Thousands of these smart doorbells are sold every month on Amazon and other e-commerce platforms, including Walmart, Sears, and popular global e-commerce sites like Shein and Temu. Security experts say they are just a drop in the bucket of cheap, insecure electronics from Chinese manufacturers being sold in various markets around the world.

Potential dangers

Anyone with physical access to the doorbell can take control of the device without any specialized tools or advanced hacking skills. They just need to download the app and pair the device with their phone to view the camera's video feed indefinitely.

An intruder could hijack a doorbell to monitor the activities of family members, revealing IP addresses and unencrypted Wi-Fi network names. Poor security on video hosting company servers could add to the threat.

Eken’s Aiwit smartphone app can pair the doorbell with WiFi access points, allowing anyone to access the video feed without a password or account. An intruder can determine the device’s serial number and access still images from the video feed even if the original owner regains control of the device.

Justin Brookman, director of technology policy at Consumer Reports, said that e-commerce platforms, especially big names like Amazon, should be held accountable for the harm caused by their products. Eken, Tuck, Amazon, Walmart, Sears, Shein, Temu, and the FCC were also notified by Consumer Reports about these issues.

After being notified by Consumer Reports, Chinese e-commerce platform Temu has removed all doorbell devices using the Aiwit app and manufactured by Eken from its website. In addition, Walmart said that items that do not meet safety, reliability, and regulatory standards will be removed and blocked from the e-commerce platform. Meanwhile, other e-commerce platforms such as Amazon, Sears, and Shein have not yet officially responded to the above issue.

How to secure your doorbell camera?

If you own one of these doorbells, Consumer Reports recommends disconnecting it from your home Wi-Fi and removing it from your door. Consumer Reports has rated smart doorbells with much better security from brands including Logitech, SimpliSafe, and Ring.

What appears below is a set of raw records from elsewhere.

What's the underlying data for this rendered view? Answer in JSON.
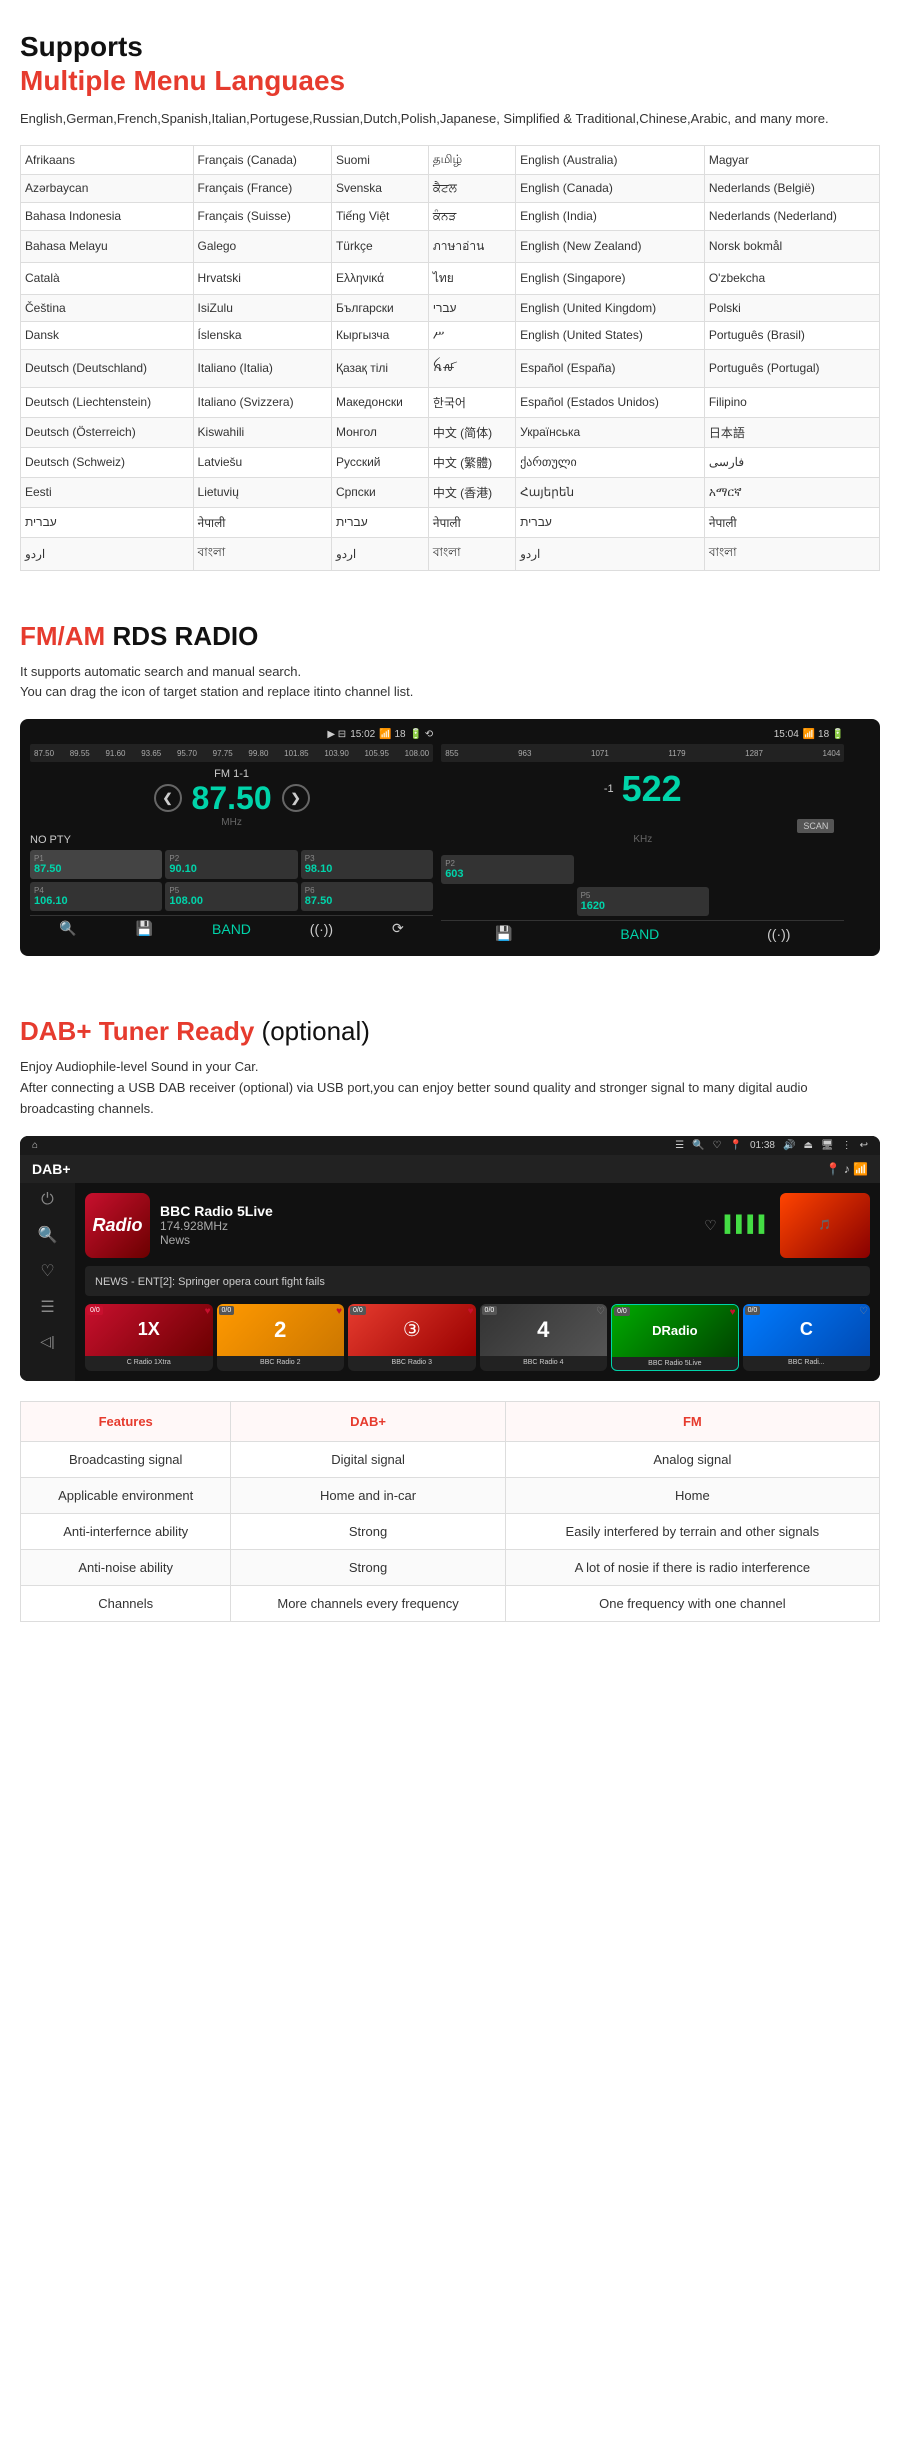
{
  "languages_section": {
    "title_black": "Supports",
    "title_red": "Multiple Menu Languaes",
    "description": "English,German,French,Spanish,Italian,Portugese,Russian,Dutch,Polish,Japanese, Simplified & Traditional,Chinese,Arabic, and many more.",
    "table_cols": [
      "col1",
      "col2",
      "col3",
      "col4",
      "col5",
      "col6"
    ],
    "rows": [
      [
        "Afrikaans",
        "Français (Canada)",
        "Suomi",
        "தமிழ்",
        "English (Australia)",
        "Magyar"
      ],
      [
        "Azərbaycan",
        "Français (France)",
        "Svenska",
        "ਕੈਟਲ",
        "English (Canada)",
        "Nederlands (België)"
      ],
      [
        "Bahasa Indonesia",
        "Français (Suisse)",
        "Tiếng Việt",
        "ਕੰਨੜ",
        "English (India)",
        "Nederlands (Nederland)"
      ],
      [
        "Bahasa Melayu",
        "Galego",
        "Türkçe",
        "ภาษาอ่าน",
        "English (New Zealand)",
        "Norsk bokmål"
      ],
      [
        "Català",
        "Hrvatski",
        "Ελληνικά",
        "ไทย",
        "English (Singapore)",
        "O'zbekcha"
      ],
      [
        "Čeština",
        "IsiZulu",
        "Български",
        "עברי",
        "English (United Kingdom)",
        "Polski"
      ],
      [
        "Dansk",
        "Íslenska",
        "Кыргызча",
        "ሥ",
        "English (United States)",
        "Português (Brasil)"
      ],
      [
        "Deutsch (Deutschland)",
        "Italiano (Italia)",
        "Қазақ тілі",
        "ꫝꫛ",
        "Español (España)",
        "Português (Portugal)"
      ],
      [
        "Deutsch (Liechtenstein)",
        "Italiano (Svizzera)",
        "Македонски",
        "한국어",
        "Español (Estados Unidos)",
        "Filipino"
      ],
      [
        "Deutsch (Österreich)",
        "Kiswahili",
        "Монгол",
        "中文 (简体)",
        "Українська",
        "日本語"
      ],
      [
        "Deutsch (Schweiz)",
        "Latviešu",
        "Русский",
        "中文 (繁體)",
        "ქართული",
        "فارسی"
      ],
      [
        "Eesti",
        "Lietuvių",
        "Српски",
        "中文 (香港)",
        "Հայերեն",
        "አማርኛ"
      ],
      [
        "עברית",
        "नेपाली",
        "עברית",
        "नेपाली",
        "עברית",
        "नेपाली"
      ],
      [
        "اردو",
        "বাংলা",
        "اردو",
        "বাংলা",
        "اردو",
        "বাংলা"
      ]
    ]
  },
  "fmam_section": {
    "title_red": "FM/AM",
    "title_black": "RDS RADIO",
    "description_line1": "It supports automatic search and manual search.",
    "description_line2": "You can drag the icon of target station and replace itinto channel list.",
    "left_screen": {
      "time": "15:02",
      "band_label": "FM 1-1",
      "frequency": "87.50",
      "unit": "MHz",
      "pty": "NO PTY",
      "freq_range_start": "87.50",
      "freq_range_end": "108.00",
      "freq_marks": [
        "87.50",
        "89.55",
        "91.60",
        "93.65",
        "95.70",
        "97.75",
        "99.80",
        "101.85",
        "103.90",
        "105.95",
        "108.00"
      ],
      "presets": [
        {
          "num": "P1",
          "freq": "87.50",
          "active": true
        },
        {
          "num": "P2",
          "freq": "90.10"
        },
        {
          "num": "P3",
          "freq": "98.10"
        },
        {
          "num": "P4",
          "freq": "106.10"
        },
        {
          "num": "P5",
          "freq": "108.00"
        },
        {
          "num": "P6",
          "freq": "87.50"
        }
      ]
    },
    "right_screen": {
      "time": "15:04",
      "frequency": "522",
      "unit": "KHz",
      "freq_marks": [
        "855",
        "963",
        "1071",
        "1179",
        "1287",
        "1404"
      ],
      "scan_label": "SCAN",
      "presets": [
        {
          "num": "P2",
          "freq": "603"
        },
        {
          "num": "P5",
          "freq": "1620"
        }
      ]
    }
  },
  "dab_section": {
    "title_red": "DAB+ Tuner Ready",
    "title_optional": "(optional)",
    "desc_line1": "Enjoy Audiophile-level Sound in your Car.",
    "desc_line2": "After connecting a USB DAB receiver (optional) via USB port,you can enjoy better sound quality and stronger signal to many digital audio broadcasting channels.",
    "screenshot": {
      "status_time": "01:38",
      "top_title": "DAB+",
      "station_name": "BBC Radio 5Live",
      "station_freq": "174.928MHz",
      "station_type": "News",
      "now_playing": "NEWS - ENT[2]: Springer opera court fight fails",
      "channels": [
        {
          "badge": "0/0",
          "name": "C Radio 1Xtra",
          "color": "dab-ch-1"
        },
        {
          "badge": "0/0",
          "name": "BBC Radio 2",
          "color": "dab-ch-2"
        },
        {
          "badge": "0/0",
          "name": "BBC Radio 3",
          "color": "dab-ch-3"
        },
        {
          "badge": "0/0",
          "name": "BBC Radio 4",
          "color": "dab-ch-4"
        },
        {
          "badge": "0/0",
          "name": "BBC Radio 5Live",
          "color": "dab-ch-5"
        },
        {
          "badge": "0/0",
          "name": "BBC Radi...",
          "color": "dab-ch-6"
        }
      ]
    }
  },
  "comparison": {
    "headers": {
      "features": "Features",
      "dab": "DAB+",
      "fm": "FM"
    },
    "rows": [
      {
        "feature": "Broadcasting signal",
        "dab": "Digital signal",
        "fm": "Analog signal"
      },
      {
        "feature": "Applicable environment",
        "dab": "Home and in-car",
        "fm": "Home"
      },
      {
        "feature": "Anti-interfernce ability",
        "dab": "Strong",
        "fm": "Easily interfered by terrain and other signals"
      },
      {
        "feature": "Anti-noise ability",
        "dab": "Strong",
        "fm": "A lot of nosie if there is radio interference"
      },
      {
        "feature": "Channels",
        "dab": "More channels every frequency",
        "fm": "One frequency with one channel"
      }
    ]
  }
}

While 100% security is extremely difficult to achieve, here are some steps you can take to ensure your doorbell is protected from hackers and third-party espionage:

Choose a reputable brand

Avoid using cheap or unbranded smart doorbells, especially those from unfamiliar manufacturers.

Look for devices from well-known brands that have a history of prioritizing security.

Check security features

Make sure your doorbell uses strong encryption to transmit and store video.

Look for features like two-factor authentication (2FA) for logins and activity alerts.

Secure your Wi-Fi network

Use a strong password for your Wi-Fi network and enable encryption (WPA2 or WPA3).

Consider creating a separate guest network for devices like doorbells, completely separate from the main network that holds your sensitive data.

Manage application permissions

Only grant the doorbell app the minimum permissions it needs, such as access to the camera and microphone.

Avoid apps from unknown developers and use official apps from the manufacturer.

Always keep your firmware up to date

Regularly update your doorbell firmware to ensure you have the latest security patches and bug fixes.

Turn on automatic updates if available to stay protected.

Activity monitoring

Keep an eye on who has access to your doorbell and monitor activity logs.

Look for any suspicious login attempts or unusual activity.

Review privacy settings

Adjust your doorbell's privacy settings to control which areas are recorded and how long the footage is stored.

Turn off features you don't need, like motion detection in public areas.

Look for the product identification number displayed on your doorbell. Devices without this identification number may be illegal and lack proper security measures.

Make sure your doorbell is physically secure and cannot be easily tampered with.